Scientists have found a master regulator gene needed for the development of M cells, a mysterious type of intestinal cell involved in initiating immune responses.
M cells act like "conveyor belts," ingesting bacteria and transporting substances from the gut into Peyer's patches, specialized tissues resembling lymph nodes in the intestines. Better knowledge of M cells' properties could aid research on oral vaccines and inflammatory bowel diseases.
A team of researchers at Emory University School of Medicine and RIKEN Research Center for Allergy and Immunology in Japan has identified the gene Spi-B as responsible for the differentiation of M cells.
The results are published Sunday, June 17 in the journal Nature Immunology.
"This discovery could really unlock a lot of information about the sequence of events needed for M cells to develop and what makes them distinctive," says co-author Ifor Williams, MD, PhD, associate professor of pathology and laboratory medicine at Emory University School of Medicine. "M cells have been difficult to study because they are relatively rare, they are only found within the Peyer's patches and can't be grown in isolation."
Scientists at RIKEN, led by senior author Hiroshi Ohno, MD, PhD, teamed up with Williams' laboratory, taking advantage of a discovery by Williams that a protein called RANKL, which is produced by cells in Peyer's patches, can induce M cell differentiation.

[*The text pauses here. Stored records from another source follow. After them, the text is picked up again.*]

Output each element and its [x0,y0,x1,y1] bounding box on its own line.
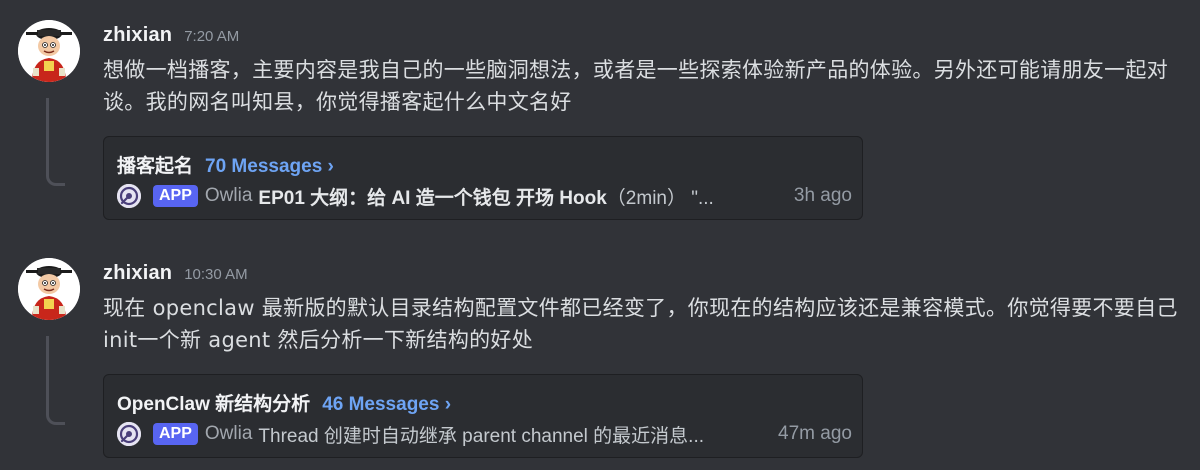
thread-time-ago: 47m ago [778,423,852,444]
thread-name: OpenClaw 新结构分析 [117,394,311,415]
bot-name: Owlia [204,185,253,206]
username[interactable]: zhixian [103,262,172,285]
thread-preview-rest: Thread 创建时自动继承 parent channel 的最近消息... [258,425,705,447]
message-content: 想做一档播客，主要内容是我自己的一些脑洞想法，或者是一些探索体验新产品的体验。另… [103,58,1168,114]
timestamp: 10:30 AM [184,266,248,283]
thread-embed[interactable]: OpenClaw 新结构分析 46 Messages › APP Owlia T… [103,374,863,458]
cartoon-official-avatar-icon [18,20,80,82]
app-badge: APP [153,423,198,445]
thread-time-ago: 3h ago [793,185,852,206]
thread-preview: APP Owlia EP01 大纲：给 AI 造一个钱包 开场 Hook（2mi… [117,183,852,209]
user-avatar[interactable] [18,20,80,82]
bot-name: Owlia [204,423,253,444]
thread-title-row: 播客起名 70 Messages › [117,151,334,178]
thread-connector [46,336,65,425]
user-avatar[interactable] [18,258,80,320]
thread-title-row: OpenClaw 新结构分析 46 Messages › [117,389,451,416]
thread-message-count-link[interactable]: 70 Messages › [205,156,334,178]
thread-preview-bold: EP01 大纲：给 AI 造一个钱包 开场 Hook [258,187,607,209]
thread-preview-text: EP01 大纲：给 AI 造一个钱包 开场 Hook（2min） "... [258,183,779,210]
thread-preview: APP Owlia Thread 创建时自动继承 parent channel … [117,421,852,447]
message-content: 现在 openclaw 最新版的默认目录结构配置文件都已经变了，你现在的结构应该… [103,296,1178,352]
username[interactable]: zhixian [103,24,172,47]
message-header: zhixian 10:30 AM [103,262,248,290]
chat-channel: zhixian 7:20 AM 想做一档播客，主要内容是我自己的一些脑洞想法，或… [0,0,1200,470]
owl-avatar-icon [117,184,141,208]
owl-avatar-icon [117,422,141,446]
message-header: zhixian 7:20 AM [103,24,239,52]
thread-preview-rest: （2min） "... [606,187,714,209]
thread-name: 播客起名 [117,156,194,177]
thread-connector [46,98,65,186]
thread-message-count-link[interactable]: 46 Messages › [322,394,451,416]
cartoon-official-avatar-icon [18,258,80,320]
thread-embed[interactable]: 播客起名 70 Messages › APP Owlia EP01 大纲：给 A… [103,136,863,220]
timestamp: 7:20 AM [184,28,240,45]
thread-preview-text: Thread 创建时自动继承 parent channel 的最近消息... [258,421,764,448]
app-badge: APP [153,185,198,207]
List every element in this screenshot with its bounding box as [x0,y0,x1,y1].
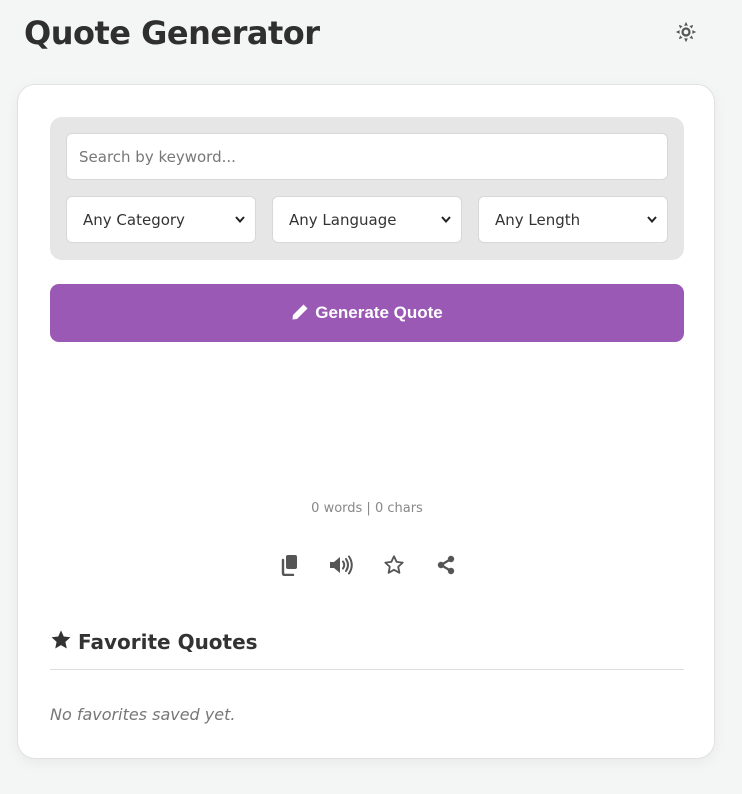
language-select[interactable]: Any Language [272,196,462,243]
filter-panel: Any Category Any Language Any Length [50,117,684,260]
favorites-empty-message: No favorites saved yet. [50,705,236,724]
favorites-divider [50,669,684,670]
speak-button[interactable] [328,553,356,581]
quote-display [50,360,684,490]
language-select-value: Any Language [289,210,397,229]
favorites-title: Favorite Quotes [78,630,258,654]
chevron-down-icon [441,215,451,225]
length-select[interactable]: Any Length [478,196,668,243]
generate-quote-button[interactable]: Generate Quote [50,284,684,342]
theme-toggle-button[interactable] [672,20,700,48]
length-select-value: Any Length [495,210,581,229]
sun-icon [675,21,697,47]
page-title: Quote Generator [24,14,320,52]
generate-quote-label: Generate Quote [315,303,443,322]
app-header: Quote Generator [0,0,742,70]
chevron-down-icon [647,215,657,225]
favorite-button[interactable] [380,553,408,581]
speaker-icon [329,555,355,579]
copy-button[interactable] [276,553,304,581]
quote-card: Any Category Any Language Any Length Gen… [17,84,715,759]
chevron-down-icon [235,215,245,225]
pencil-icon [291,303,309,324]
copy-icon [280,554,300,580]
star-icon [50,629,72,655]
category-select[interactable]: Any Category [66,196,256,243]
favorites-heading: Favorite Quotes [50,629,258,655]
share-icon [436,555,456,579]
search-input[interactable] [66,133,668,180]
category-select-value: Any Category [83,210,185,229]
star-outline-icon [383,554,405,580]
word-char-counter: 0 words | 0 chars [311,501,423,516]
share-button[interactable] [432,553,460,581]
quote-actions [276,552,460,582]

Research scientist Takashi Kanaya is first author of the paper.
Kanaya and colleagues found that the gene Spi-B is turned on strongly at early stages of M cell differentiation induced by RANKL. Their suspicion of Spi-B's critical role was confirmed when they discovered that mice lacking Spi-B do not have functional M cells, and the cells in the intestines lack several other markers usually found on M cells.

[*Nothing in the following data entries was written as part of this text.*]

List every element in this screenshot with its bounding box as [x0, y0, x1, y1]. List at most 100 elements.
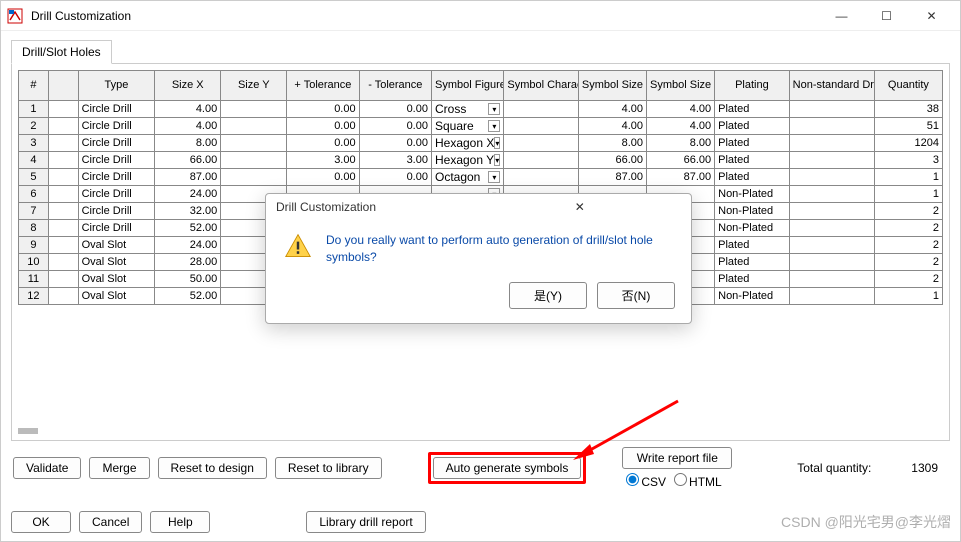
column-header[interactable]: Plating: [715, 71, 790, 101]
table-cell[interactable]: 3: [874, 152, 942, 169]
table-cell[interactable]: Square▾: [431, 118, 503, 135]
table-cell[interactable]: 8.00: [155, 135, 221, 152]
table-cell[interactable]: 66.00: [647, 152, 715, 169]
table-cell[interactable]: [48, 101, 78, 118]
table-cell[interactable]: [48, 118, 78, 135]
table-cell[interactable]: 2: [874, 203, 942, 220]
table-cell[interactable]: Plated: [715, 237, 790, 254]
table-cell[interactable]: 38: [874, 101, 942, 118]
table-cell[interactable]: [789, 152, 874, 169]
format-csv-radio[interactable]: CSV: [622, 473, 666, 489]
table-cell[interactable]: 0.00: [359, 101, 431, 118]
table-cell[interactable]: 2: [19, 118, 49, 135]
table-cell[interactable]: 8.00: [578, 135, 646, 152]
help-button[interactable]: Help: [150, 511, 210, 533]
column-header[interactable]: Quantity: [874, 71, 942, 101]
column-header[interactable]: [48, 71, 78, 101]
table-row[interactable]: 3Circle Drill8.000.000.00Hexagon X▾8.008…: [19, 135, 943, 152]
merge-button[interactable]: Merge: [89, 457, 149, 479]
table-cell[interactable]: Circle Drill: [78, 220, 155, 237]
table-cell[interactable]: 8.00: [647, 135, 715, 152]
table-cell[interactable]: 1: [874, 169, 942, 186]
table-cell[interactable]: 66.00: [155, 152, 221, 169]
table-cell[interactable]: Circle Drill: [78, 152, 155, 169]
table-cell[interactable]: Circle Drill: [78, 169, 155, 186]
table-cell[interactable]: 8: [19, 220, 49, 237]
minimize-button[interactable]: —: [819, 2, 864, 30]
format-html-radio[interactable]: HTML: [670, 473, 722, 489]
table-cell[interactable]: 2: [874, 220, 942, 237]
table-cell[interactable]: [48, 169, 78, 186]
table-cell[interactable]: 4.00: [647, 118, 715, 135]
table-cell[interactable]: [48, 288, 78, 305]
table-cell[interactable]: Cross▾: [431, 101, 503, 118]
table-cell[interactable]: Plated: [715, 152, 790, 169]
table-row[interactable]: 1Circle Drill4.000.000.00Cross▾4.004.00P…: [19, 101, 943, 118]
dialog-close-button[interactable]: ✕: [479, 200, 682, 214]
table-row[interactable]: 2Circle Drill4.000.000.00Square▾4.004.00…: [19, 118, 943, 135]
dropdown-icon[interactable]: ▾: [488, 171, 500, 183]
table-cell[interactable]: 4.00: [578, 118, 646, 135]
table-cell[interactable]: 4.00: [155, 101, 221, 118]
library-drill-report-button[interactable]: Library drill report: [306, 511, 425, 533]
table-cell[interactable]: [221, 135, 287, 152]
table-cell[interactable]: [789, 220, 874, 237]
table-cell[interactable]: 66.00: [578, 152, 646, 169]
table-cell[interactable]: [504, 101, 579, 118]
table-cell[interactable]: 24.00: [155, 186, 221, 203]
table-cell[interactable]: 11: [19, 271, 49, 288]
column-header[interactable]: Symbol Characters: [504, 71, 579, 101]
table-row[interactable]: 4Circle Drill66.003.003.00Hexagon Y▾66.0…: [19, 152, 943, 169]
table-cell[interactable]: [789, 203, 874, 220]
table-cell[interactable]: 10: [19, 254, 49, 271]
table-cell[interactable]: Plated: [715, 254, 790, 271]
column-header[interactable]: Size Y: [221, 71, 287, 101]
reset-to-design-button[interactable]: Reset to design: [158, 457, 267, 479]
table-cell[interactable]: [504, 152, 579, 169]
table-cell[interactable]: 2: [874, 271, 942, 288]
table-cell[interactable]: 4.00: [578, 101, 646, 118]
table-cell[interactable]: [789, 186, 874, 203]
column-header[interactable]: Symbol Figure: [431, 71, 503, 101]
table-cell[interactable]: [789, 135, 874, 152]
table-cell[interactable]: 1204: [874, 135, 942, 152]
table-cell[interactable]: [221, 152, 287, 169]
table-cell[interactable]: [221, 101, 287, 118]
table-cell[interactable]: [48, 135, 78, 152]
resize-handle[interactable]: [18, 428, 38, 434]
table-cell[interactable]: Non-Plated: [715, 186, 790, 203]
table-cell[interactable]: [789, 101, 874, 118]
column-header[interactable]: Symbol Size Y: [647, 71, 715, 101]
table-cell[interactable]: Plated: [715, 169, 790, 186]
column-header[interactable]: Type: [78, 71, 155, 101]
table-cell[interactable]: Circle Drill: [78, 186, 155, 203]
ok-button[interactable]: OK: [11, 511, 71, 533]
table-cell[interactable]: [48, 152, 78, 169]
table-cell[interactable]: Plated: [715, 101, 790, 118]
cancel-button[interactable]: Cancel: [79, 511, 142, 533]
reset-to-library-button[interactable]: Reset to library: [275, 457, 382, 479]
table-cell[interactable]: [48, 203, 78, 220]
table-cell[interactable]: Plated: [715, 271, 790, 288]
table-cell[interactable]: 87.00: [578, 169, 646, 186]
table-cell[interactable]: 0.00: [287, 118, 359, 135]
validate-button[interactable]: Validate: [13, 457, 81, 479]
table-cell[interactable]: [48, 271, 78, 288]
table-cell[interactable]: [221, 169, 287, 186]
table-cell[interactable]: [221, 118, 287, 135]
table-cell[interactable]: 51: [874, 118, 942, 135]
table-cell[interactable]: [789, 254, 874, 271]
table-cell[interactable]: Oval Slot: [78, 271, 155, 288]
dialog-yes-button[interactable]: 是(Y): [509, 282, 587, 309]
table-cell[interactable]: 1: [874, 186, 942, 203]
table-cell[interactable]: 0.00: [359, 135, 431, 152]
table-cell[interactable]: [504, 118, 579, 135]
table-cell[interactable]: 52.00: [155, 288, 221, 305]
table-cell[interactable]: 12: [19, 288, 49, 305]
table-cell[interactable]: 0.00: [287, 135, 359, 152]
table-cell[interactable]: 1: [19, 101, 49, 118]
table-cell[interactable]: 3.00: [359, 152, 431, 169]
table-cell[interactable]: 3.00: [287, 152, 359, 169]
table-cell[interactable]: 50.00: [155, 271, 221, 288]
table-cell[interactable]: 28.00: [155, 254, 221, 271]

"It was somewhat surprising to find Spi-B expressed in intestinal epithelial cells," Williams says. "Because Spi-B is known to be important for the development of some types of immune cells, it was thought to be expressed only in bone marrow-derived cells."
In fact, the M cells in Spi-B deficient mice can't be restored by a transplant of normal bone marrow, the researchers found. That means Spi-B has to be active in intestinal epithelial cells (not immune cells) for M cells to develop.
Williams says information about M cells - in particular, what molecules they have on their surfaces - could be useful for targeting oral vaccines. Most vaccines in use today are administered by injection. But immunologists believe that in some cases, it may be better to deliver vaccines through the mouth or nose, thus strengthening the body's defenses where an infection starts.
Because M cells are involved in the uptake of bacteria, the study of M cells could also guide development of treatments for inflammatory bowel diseases, in which immune responses to intestinal bacteria appear to become dysregulated.